The fund manager churns the portfolio quite aggressively. He moves swiftly in and out of sectors spotting opportunities and strategically timing his entry and exit. Good stock picks have in fact become the USP of the fund. For instance picks such as Automobile Corporation of Goa have delivered significant returns for the fund at a time when the auto sector has been in the grip of bears. In fact the fund has maintained its position in the automobile sector at a high of 13 per cent through this bear phase while the average category exposure to the sector has hovered around 7 per cent.
The fund has displayed an uncanny ability to sense an opportunity at the right time. It did so during the third quarter of 2006 by timing its entry in the banking stocks to perfection.

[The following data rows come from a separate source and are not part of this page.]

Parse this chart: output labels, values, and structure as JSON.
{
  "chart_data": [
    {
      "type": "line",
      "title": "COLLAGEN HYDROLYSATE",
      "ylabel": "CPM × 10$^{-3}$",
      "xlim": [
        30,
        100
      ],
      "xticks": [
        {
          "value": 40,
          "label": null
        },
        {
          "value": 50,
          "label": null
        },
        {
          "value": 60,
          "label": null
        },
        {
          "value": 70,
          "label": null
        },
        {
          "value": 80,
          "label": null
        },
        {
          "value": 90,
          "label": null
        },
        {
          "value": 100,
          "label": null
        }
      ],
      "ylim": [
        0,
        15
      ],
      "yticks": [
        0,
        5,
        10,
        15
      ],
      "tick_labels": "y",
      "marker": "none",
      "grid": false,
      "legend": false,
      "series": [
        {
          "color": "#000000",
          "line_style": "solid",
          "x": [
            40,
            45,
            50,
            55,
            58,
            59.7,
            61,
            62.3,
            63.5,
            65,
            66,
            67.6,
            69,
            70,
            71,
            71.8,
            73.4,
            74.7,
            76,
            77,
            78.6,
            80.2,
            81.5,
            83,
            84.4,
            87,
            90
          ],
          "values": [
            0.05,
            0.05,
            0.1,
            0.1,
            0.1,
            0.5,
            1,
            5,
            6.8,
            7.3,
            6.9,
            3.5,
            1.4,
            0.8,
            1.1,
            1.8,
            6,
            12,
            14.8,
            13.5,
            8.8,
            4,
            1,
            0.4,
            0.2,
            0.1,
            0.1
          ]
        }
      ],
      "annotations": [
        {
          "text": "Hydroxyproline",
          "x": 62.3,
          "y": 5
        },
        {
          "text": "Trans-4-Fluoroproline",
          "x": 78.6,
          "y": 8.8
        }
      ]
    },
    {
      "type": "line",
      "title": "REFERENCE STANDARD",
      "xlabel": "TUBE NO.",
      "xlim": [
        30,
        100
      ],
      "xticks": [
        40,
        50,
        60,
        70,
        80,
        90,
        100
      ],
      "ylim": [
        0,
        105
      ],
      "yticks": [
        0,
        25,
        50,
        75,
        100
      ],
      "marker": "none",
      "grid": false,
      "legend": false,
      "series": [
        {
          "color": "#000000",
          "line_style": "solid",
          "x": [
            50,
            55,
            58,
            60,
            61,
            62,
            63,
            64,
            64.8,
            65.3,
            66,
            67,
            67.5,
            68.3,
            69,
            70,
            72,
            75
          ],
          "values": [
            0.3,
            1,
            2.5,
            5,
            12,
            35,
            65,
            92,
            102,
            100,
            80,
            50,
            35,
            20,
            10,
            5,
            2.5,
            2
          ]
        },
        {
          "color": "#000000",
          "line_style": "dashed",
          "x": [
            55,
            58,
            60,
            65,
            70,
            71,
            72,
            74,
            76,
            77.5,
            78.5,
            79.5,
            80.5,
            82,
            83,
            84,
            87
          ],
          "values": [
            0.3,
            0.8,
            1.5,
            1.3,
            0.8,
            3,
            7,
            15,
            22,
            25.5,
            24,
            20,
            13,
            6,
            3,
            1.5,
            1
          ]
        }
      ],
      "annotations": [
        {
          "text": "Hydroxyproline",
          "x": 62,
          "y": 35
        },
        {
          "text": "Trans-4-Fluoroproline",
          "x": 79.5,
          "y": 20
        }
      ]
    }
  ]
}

In spite of such a churn, the volatility in returns is below average. The fund manager prefers to hold a small portfolio of around 35 stocks in which he invests with conviction. Moreover each of these holdings accounts for over 1 per cent of the portfolio. This in turn means that each stock has a significant impact on the fund's returns.
So far 2007 looks good for the fund - the year to date return as on June 8 stood at 8 per cent compared to the category average 4.11 per cent.
Another refreshing difference in the portfolio is the lower than average allocation to the technology sector. Those of you who have a tech heavy portfolio and are looking for a tax-planning fund to balance such a discrepancy can definitely look at Birla Equity Plan.